International career
- Years: Team / Apps / (Points)
- 2023: England U20
- 2025: Emerging Scotland / 1 / (0)

= Malelili Satala =

English rugby player

Malelili Satala-Navlivou (born 24 October 2004) is an Emerging Scotland international rugby union player who plays wing for Edinburgh. Born in Edinburgh, he is eligible to play internationally for Scotland, England or Fiji, the latter through his ex-Edinburgh Rugby father, Apolosi Satala. He previously played for Leicester Tigers in Premiership Rugby.

==Rugby Union career==

===Professional career===

He was a member of Leicester Tigers senior academy for the 2023-24 season. He made a try scoring debut for Leicester Tigers in the Premiership Rugby Cup on 1 November 2024 against Northampton Saints.

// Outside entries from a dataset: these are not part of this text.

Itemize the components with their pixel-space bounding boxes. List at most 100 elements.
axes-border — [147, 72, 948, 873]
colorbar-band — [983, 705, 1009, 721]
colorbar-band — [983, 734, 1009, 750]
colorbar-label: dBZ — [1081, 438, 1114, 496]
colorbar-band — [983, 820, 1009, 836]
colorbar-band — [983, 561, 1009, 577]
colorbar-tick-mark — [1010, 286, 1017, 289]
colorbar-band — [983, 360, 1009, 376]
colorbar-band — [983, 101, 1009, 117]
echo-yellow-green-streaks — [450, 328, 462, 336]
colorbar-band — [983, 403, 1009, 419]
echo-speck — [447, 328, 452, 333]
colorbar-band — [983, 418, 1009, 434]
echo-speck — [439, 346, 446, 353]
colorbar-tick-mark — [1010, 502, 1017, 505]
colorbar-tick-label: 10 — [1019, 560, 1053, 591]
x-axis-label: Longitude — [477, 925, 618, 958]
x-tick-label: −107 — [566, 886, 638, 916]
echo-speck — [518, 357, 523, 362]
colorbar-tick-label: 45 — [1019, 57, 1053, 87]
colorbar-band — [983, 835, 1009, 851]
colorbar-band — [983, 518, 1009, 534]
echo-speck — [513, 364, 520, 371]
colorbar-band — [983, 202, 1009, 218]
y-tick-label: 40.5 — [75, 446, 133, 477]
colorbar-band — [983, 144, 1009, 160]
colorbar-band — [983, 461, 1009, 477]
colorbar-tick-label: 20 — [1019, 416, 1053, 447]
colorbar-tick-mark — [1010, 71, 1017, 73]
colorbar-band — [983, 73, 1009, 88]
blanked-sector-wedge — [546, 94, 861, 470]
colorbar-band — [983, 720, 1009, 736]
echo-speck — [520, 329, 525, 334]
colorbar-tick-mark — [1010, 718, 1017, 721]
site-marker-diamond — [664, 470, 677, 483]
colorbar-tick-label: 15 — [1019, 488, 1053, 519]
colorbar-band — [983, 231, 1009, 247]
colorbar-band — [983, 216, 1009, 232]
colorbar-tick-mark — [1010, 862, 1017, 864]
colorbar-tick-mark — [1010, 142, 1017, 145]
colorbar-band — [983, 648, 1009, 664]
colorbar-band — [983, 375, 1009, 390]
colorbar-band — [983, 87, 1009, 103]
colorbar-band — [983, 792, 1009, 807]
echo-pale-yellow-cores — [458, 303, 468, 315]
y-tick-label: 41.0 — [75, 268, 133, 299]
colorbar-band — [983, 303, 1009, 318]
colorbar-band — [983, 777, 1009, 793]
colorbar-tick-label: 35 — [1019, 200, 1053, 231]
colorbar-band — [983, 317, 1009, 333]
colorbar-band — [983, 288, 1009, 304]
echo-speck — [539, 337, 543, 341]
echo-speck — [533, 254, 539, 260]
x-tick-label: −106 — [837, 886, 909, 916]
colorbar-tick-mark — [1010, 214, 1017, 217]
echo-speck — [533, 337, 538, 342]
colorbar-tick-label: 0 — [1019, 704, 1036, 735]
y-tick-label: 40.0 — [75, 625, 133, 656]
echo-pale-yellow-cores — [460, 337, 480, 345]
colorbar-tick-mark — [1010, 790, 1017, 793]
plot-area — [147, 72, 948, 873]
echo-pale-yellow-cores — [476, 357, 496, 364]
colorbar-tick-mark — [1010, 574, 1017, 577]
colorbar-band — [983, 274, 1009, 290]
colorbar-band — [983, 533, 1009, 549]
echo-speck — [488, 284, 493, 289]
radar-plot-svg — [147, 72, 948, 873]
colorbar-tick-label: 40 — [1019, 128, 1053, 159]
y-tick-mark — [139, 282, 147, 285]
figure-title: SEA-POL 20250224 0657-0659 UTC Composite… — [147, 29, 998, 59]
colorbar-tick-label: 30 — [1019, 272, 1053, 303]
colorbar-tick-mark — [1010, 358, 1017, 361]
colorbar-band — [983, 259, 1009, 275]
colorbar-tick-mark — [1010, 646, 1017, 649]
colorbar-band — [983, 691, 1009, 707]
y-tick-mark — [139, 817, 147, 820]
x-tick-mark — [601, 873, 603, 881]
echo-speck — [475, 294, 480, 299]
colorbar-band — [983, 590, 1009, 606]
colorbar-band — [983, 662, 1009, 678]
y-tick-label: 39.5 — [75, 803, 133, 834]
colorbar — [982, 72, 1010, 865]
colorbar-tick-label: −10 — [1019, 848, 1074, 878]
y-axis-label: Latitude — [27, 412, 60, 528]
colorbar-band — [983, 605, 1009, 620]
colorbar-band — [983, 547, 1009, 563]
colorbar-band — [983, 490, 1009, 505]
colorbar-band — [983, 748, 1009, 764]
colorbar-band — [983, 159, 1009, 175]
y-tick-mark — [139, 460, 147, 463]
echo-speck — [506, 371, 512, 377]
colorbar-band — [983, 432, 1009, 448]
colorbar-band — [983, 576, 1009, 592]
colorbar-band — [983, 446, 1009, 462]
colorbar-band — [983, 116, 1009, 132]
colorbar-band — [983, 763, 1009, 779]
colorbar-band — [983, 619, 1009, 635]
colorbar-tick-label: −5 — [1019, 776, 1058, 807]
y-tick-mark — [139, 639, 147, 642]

In May 2025 it was announced that he had signed a 2 year deal with Edinburgh Rugby.

===International career===

He has played for the England national under-20 rugby union team. He made his debut for Emerging Scotland on 17 November 2025.

==Personal life==

He attended Brooksby Melton College. He is the son of Fijian rugby union international Apolosi Satala.